> Isn't this an old idea?
So are neural networks. So is attention.What's your point? Sometimes things need to be retried. Sometimes there are small subtle details that make or break an idea. So what's the point of acting dismissively? If an old idea that didn't work now works, then what's the problem? Besides, progress is typically iterative, not through leaps and bounds. The vast majority of things that look like leaps are just because we don't see the steps between. The reason I'm saying this is because that sentiment is often used to pass over working solutions and slows down their progress. So even if unintentional it should cause us to rethink how we respond. Otherwise we end up with such silly claims like "Einstein just used Tensors" and "Nash just used topology". In some sense these are accurate, but they are too high level descriptions (and these are real dismissals. Which again, so what? If it works, it works?). Why is "novelty" even a question? Novelty is only ever in the eyes of the beholder. > What is novel about the approach in the blog post? Serious question, I really can't tell after reading the post.

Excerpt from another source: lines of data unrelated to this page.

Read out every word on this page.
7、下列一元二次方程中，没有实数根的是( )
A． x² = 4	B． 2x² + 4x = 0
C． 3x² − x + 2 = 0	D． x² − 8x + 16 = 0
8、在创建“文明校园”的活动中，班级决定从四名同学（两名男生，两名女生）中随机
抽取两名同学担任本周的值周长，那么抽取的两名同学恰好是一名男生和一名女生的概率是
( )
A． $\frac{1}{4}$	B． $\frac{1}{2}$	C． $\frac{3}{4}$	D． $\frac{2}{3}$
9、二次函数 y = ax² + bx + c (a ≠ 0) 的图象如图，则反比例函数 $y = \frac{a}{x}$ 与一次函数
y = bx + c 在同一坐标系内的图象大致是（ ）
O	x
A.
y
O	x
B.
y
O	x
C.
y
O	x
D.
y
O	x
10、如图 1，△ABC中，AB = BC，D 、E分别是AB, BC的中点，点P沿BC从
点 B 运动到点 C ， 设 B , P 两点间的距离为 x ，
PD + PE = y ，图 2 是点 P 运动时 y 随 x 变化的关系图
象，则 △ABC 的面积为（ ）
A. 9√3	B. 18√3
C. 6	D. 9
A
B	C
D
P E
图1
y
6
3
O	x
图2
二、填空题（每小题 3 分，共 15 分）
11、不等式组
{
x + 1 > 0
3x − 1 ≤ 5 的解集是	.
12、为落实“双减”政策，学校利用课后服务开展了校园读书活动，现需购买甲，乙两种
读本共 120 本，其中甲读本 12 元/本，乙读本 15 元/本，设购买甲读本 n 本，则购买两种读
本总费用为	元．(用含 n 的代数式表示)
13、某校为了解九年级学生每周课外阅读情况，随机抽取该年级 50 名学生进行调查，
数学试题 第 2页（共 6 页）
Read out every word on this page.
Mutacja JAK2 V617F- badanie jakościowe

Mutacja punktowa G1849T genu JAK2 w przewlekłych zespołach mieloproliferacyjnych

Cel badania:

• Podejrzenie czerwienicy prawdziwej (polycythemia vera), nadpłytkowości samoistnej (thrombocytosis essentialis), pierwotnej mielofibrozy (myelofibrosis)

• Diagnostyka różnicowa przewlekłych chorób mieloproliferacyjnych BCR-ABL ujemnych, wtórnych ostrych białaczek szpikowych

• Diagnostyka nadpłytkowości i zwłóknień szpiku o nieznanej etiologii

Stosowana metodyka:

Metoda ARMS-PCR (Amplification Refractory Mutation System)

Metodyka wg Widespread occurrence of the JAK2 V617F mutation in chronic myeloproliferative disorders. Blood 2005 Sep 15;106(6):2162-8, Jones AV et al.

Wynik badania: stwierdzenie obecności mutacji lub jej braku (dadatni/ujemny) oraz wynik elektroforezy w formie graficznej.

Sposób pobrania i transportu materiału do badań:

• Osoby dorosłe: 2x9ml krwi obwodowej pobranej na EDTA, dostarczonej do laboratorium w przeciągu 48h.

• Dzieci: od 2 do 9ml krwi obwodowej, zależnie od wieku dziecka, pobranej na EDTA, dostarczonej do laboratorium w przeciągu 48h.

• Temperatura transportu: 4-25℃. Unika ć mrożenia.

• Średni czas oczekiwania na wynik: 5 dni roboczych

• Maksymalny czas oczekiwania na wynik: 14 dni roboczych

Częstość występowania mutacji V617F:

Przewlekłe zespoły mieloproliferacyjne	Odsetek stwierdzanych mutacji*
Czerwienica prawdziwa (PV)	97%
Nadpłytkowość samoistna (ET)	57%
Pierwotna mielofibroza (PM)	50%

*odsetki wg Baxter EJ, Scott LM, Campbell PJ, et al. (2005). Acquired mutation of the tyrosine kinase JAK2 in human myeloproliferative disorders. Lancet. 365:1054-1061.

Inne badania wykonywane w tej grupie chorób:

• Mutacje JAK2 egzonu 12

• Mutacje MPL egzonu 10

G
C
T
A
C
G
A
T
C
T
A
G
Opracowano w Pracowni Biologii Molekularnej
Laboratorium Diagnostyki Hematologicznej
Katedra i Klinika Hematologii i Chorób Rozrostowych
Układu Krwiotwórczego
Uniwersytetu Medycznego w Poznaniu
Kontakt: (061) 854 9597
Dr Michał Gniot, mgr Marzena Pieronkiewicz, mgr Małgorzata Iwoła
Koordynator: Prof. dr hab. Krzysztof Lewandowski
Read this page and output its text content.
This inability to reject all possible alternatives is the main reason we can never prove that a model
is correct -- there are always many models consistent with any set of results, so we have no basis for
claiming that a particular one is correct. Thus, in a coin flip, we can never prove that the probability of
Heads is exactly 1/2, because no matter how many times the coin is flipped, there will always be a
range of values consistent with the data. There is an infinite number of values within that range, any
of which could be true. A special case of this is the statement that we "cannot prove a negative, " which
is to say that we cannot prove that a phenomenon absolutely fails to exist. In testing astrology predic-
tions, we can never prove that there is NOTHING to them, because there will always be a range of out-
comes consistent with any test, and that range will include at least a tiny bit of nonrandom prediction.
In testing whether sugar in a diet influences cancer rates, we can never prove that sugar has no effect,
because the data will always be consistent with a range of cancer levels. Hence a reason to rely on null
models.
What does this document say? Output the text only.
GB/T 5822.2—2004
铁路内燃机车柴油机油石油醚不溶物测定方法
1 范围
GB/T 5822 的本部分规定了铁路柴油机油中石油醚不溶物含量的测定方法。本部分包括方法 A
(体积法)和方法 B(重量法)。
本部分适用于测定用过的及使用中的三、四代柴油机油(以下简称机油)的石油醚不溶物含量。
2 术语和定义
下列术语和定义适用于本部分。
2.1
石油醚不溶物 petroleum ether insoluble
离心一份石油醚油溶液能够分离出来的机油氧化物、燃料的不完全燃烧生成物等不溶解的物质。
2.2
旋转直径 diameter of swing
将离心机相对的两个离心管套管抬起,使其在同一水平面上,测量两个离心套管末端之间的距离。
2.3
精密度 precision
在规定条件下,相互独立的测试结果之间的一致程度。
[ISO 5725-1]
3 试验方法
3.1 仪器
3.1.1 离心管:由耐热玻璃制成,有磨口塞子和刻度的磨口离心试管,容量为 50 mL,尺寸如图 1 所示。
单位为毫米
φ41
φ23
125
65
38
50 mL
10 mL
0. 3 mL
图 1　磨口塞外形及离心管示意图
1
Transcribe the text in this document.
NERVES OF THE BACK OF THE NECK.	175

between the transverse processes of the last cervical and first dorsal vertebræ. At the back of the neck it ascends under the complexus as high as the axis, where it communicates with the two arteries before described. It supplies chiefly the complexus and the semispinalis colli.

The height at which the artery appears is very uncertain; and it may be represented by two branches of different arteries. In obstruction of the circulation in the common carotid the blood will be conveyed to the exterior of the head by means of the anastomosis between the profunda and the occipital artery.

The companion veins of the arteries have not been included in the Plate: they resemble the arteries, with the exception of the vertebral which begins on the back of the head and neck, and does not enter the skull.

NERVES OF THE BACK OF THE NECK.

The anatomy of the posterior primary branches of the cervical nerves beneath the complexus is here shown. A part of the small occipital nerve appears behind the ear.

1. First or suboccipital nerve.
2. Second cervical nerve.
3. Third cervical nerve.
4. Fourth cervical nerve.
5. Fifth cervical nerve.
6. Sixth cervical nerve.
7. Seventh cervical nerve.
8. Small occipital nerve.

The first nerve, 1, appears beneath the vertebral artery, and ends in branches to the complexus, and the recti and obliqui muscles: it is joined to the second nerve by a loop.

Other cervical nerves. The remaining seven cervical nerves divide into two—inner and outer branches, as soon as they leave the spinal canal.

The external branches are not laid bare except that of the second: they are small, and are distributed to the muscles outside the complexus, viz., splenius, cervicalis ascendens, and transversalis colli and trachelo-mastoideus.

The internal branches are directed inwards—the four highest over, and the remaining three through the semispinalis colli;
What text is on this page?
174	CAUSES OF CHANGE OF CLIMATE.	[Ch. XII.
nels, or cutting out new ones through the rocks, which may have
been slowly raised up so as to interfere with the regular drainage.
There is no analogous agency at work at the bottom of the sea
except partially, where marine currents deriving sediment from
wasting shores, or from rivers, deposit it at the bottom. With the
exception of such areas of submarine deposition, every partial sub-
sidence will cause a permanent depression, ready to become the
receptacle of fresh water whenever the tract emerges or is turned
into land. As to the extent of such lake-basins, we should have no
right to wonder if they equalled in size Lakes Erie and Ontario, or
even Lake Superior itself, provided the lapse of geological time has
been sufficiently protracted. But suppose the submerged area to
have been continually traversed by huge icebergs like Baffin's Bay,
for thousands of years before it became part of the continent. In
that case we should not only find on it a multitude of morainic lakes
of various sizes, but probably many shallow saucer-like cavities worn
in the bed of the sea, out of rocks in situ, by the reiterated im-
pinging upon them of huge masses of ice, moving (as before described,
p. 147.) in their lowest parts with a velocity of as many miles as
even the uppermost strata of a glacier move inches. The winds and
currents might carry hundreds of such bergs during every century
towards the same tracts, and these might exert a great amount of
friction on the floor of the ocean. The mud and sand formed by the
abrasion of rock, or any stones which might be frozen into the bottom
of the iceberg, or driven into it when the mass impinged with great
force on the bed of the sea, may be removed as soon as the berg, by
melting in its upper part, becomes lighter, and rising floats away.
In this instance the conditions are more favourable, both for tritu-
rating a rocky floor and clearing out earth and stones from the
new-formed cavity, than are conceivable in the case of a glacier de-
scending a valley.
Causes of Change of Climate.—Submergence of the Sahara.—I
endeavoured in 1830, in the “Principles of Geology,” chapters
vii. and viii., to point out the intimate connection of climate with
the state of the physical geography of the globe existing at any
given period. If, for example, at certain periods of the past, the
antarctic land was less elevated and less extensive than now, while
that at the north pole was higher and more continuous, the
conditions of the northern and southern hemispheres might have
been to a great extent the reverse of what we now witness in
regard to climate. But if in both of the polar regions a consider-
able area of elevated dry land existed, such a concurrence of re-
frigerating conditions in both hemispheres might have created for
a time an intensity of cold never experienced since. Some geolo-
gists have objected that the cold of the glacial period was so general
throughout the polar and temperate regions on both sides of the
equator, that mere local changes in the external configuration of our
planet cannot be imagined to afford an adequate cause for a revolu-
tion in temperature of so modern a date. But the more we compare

Honestly, I do not know, but I'll give you my best read on it.1) Scale: Don't underestimate the importance of this. While I don't think scale is all you need, it certainly is a critical factor. 2) Different optimization: I may be missing something, but it looks like they are using a different optimizer. They mention that they're using the muon optimizer constraining to a Stiefel manifold. Neither of those things are unique on their own, but is their combination? This is where I'm uncertain because such a thing would be easy to miss. Maybe someone did and was unsuccessful with it. Maybe someone did, but was not at scale. Maybe someone did, it worked, and just nobody noticed (that happens a lot!). So I think this is quite similar to how 99% of progress and breakthroughs are made: putting together ideas that seem unrelated and inventing some glue to generalize the process. At a high level this always looks like you're just putting existing things together, but that glue is really hard to make. And to continue that analogy, if we do a good enough job gluing things together then to anyone but an expert it'll look like there is no glue. It can be surprisingly difficult to tell if something is glued, welded, mated, milled, printed, or whatever. It usually takes a very keen eye to determine the answer non-destructively. |
> I figured out how to solve manifold Muon in the square case late last year, but I was unable to solve the full rectangular case and thus posed the problem as an open problem on the Modula docs. Jianlin Su solved the problem this summer
It sounds like the generalisation of projected gradient decent to "Muon" is what they're focusing on, but the derivation is all about the retraction map on the Stiefel manifold? I think I'm missing some background here.